(Web Desk) – AMD’s desktop APUs lagged behind the mobile offerings and were still using Zen+ cores. That is changing as of today with the announcement of the Ryzen 4000G series, which upgrade to the 7 nm Zen 2 chiplets that we’ve seen in the new mobile APUs.
The CPUs range from quad-core setups to octa-core, all with hyper threading. Note that for each Ryzen 4000G APU there is a “GE” version that has a 35 W TDP instead of 65 W (at the cost of reduced base and turbo clock speeds, of course).
The move from Zen+ to Zen 2 is massive – based on Cinebench tests, the 4000G series offers up to 2.5x better multi-threaded performance compared to the 3200G and 3400G. Against an Intel Core i7-9700, the new Ryzens offer up to 5% better single-threaded and up to 31% multi-threaded performance (again, going by Cinebench scores).
The new Radeon GPU is much faster than the basic Intel offerings too, up to 202% than the UHD Graphics 630 inside the i7-9700 (based on 3DMark Time Spy).
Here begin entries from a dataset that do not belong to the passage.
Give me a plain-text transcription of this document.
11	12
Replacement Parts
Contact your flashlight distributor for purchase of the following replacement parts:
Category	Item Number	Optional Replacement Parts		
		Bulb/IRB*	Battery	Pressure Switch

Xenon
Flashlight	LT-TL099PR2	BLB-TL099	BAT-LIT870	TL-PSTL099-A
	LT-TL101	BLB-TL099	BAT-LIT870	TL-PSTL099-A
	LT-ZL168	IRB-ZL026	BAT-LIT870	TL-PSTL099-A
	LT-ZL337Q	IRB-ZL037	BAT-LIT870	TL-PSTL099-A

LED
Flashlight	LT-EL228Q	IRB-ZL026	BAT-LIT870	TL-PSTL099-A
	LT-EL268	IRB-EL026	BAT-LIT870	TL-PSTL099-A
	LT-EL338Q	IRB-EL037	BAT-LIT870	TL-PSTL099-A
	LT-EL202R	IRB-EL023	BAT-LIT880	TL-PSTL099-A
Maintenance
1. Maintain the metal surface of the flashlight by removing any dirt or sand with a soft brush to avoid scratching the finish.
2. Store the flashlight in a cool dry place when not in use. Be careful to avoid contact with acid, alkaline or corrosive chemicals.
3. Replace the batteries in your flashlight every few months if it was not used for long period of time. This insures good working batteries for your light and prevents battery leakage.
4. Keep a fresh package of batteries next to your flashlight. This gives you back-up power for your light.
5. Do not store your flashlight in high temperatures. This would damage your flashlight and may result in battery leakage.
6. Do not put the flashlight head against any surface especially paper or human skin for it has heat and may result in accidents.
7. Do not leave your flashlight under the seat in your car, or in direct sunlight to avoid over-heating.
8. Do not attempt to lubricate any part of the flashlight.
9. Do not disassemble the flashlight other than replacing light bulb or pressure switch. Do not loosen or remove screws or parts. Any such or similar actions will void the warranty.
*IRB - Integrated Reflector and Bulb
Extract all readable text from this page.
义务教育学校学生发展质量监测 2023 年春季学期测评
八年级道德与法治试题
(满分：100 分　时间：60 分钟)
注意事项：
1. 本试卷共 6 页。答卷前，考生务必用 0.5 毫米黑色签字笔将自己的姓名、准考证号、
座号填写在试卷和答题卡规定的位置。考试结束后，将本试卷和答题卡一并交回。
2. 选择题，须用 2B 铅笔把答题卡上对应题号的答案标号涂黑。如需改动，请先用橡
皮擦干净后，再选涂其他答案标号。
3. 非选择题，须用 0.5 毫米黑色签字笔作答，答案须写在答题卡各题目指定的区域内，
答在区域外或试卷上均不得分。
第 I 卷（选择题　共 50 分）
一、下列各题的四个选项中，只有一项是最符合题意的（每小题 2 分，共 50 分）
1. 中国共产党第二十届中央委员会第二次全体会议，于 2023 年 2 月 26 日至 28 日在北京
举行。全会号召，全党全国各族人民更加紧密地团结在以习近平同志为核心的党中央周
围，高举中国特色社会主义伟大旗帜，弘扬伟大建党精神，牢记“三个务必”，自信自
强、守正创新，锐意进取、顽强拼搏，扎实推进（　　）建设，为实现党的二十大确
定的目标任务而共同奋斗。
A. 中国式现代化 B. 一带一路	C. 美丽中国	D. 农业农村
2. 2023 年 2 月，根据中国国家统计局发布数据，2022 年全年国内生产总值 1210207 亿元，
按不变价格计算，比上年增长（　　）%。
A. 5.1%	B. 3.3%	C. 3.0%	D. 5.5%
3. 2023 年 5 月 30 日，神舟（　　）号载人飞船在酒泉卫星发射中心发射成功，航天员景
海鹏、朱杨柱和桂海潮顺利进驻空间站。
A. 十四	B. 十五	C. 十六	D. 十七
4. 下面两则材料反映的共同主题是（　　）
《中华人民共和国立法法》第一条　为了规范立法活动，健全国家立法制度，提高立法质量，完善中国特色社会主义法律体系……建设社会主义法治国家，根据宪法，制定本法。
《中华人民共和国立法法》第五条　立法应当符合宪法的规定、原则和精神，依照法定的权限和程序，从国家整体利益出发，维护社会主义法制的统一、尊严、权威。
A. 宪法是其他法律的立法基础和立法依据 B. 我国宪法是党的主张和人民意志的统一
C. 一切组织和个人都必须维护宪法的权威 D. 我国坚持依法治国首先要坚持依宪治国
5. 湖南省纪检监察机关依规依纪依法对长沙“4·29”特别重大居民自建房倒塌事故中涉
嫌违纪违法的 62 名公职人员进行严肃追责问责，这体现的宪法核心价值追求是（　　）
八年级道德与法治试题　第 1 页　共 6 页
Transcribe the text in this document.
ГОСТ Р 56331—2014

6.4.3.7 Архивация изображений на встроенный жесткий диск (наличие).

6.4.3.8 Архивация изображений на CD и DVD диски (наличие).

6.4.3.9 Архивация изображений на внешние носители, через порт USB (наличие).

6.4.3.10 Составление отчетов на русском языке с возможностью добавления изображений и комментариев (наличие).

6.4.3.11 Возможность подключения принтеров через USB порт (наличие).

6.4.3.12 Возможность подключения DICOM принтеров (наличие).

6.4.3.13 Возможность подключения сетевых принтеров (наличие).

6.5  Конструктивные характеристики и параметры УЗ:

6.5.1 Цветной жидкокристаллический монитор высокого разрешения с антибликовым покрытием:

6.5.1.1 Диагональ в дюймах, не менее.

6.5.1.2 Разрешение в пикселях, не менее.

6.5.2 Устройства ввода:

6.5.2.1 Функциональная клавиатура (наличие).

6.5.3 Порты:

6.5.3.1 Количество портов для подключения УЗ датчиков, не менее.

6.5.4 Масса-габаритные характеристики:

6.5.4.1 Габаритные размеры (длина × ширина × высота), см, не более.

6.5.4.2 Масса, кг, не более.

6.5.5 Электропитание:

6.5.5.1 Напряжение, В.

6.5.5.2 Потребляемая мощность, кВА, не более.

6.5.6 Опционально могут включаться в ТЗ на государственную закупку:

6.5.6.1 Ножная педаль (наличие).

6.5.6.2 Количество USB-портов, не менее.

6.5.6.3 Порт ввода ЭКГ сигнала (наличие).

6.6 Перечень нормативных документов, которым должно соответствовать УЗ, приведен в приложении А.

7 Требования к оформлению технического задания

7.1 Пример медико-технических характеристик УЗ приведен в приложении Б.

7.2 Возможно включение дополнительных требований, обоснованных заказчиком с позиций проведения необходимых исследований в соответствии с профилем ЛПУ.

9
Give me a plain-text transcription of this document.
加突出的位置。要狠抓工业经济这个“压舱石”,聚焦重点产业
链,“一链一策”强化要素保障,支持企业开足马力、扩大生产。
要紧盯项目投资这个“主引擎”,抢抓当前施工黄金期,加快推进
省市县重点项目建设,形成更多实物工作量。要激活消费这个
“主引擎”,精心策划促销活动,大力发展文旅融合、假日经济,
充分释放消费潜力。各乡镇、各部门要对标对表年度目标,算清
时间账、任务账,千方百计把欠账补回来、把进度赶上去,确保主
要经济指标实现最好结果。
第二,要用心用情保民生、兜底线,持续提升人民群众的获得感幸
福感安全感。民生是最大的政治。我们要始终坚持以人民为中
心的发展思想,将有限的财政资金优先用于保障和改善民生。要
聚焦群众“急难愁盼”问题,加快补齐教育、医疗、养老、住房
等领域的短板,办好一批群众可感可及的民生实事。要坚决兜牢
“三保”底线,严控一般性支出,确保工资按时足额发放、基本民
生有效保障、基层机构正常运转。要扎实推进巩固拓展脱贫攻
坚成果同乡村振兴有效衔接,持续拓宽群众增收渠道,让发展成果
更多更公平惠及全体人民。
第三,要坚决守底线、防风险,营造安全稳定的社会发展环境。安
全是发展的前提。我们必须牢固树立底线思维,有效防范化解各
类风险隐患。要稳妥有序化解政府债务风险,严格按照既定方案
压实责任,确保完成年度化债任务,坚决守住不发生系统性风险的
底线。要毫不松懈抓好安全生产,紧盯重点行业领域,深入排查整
Compared to the 3400G, however, GPU performance is up only 6%.
Like their mobile counterparts, these APUs have eight PCIe 3.0 lanes.
There’s some bad news, however – you can’t actually go to a store and buy a 4000G APU. Instead, they will be available in pre-built systems from OEMs like Dell and HP. AMD is planning on a straight-to-consumer launch “soon”, those APUs will work on 500-series motherboards. There’s no word on pricing yet.
The 4000G series is also getting Pro versions. These are aimed at businesses as they offer memory encryption, OS image stability over 18 months, guaranteed availability for 24 months and stricter QA.
Zen+ is not dead yet, it’s used in cheap Athlon APUs. Well, they should be cheap anyway, like the Ryzens they will be available in OEM builds only.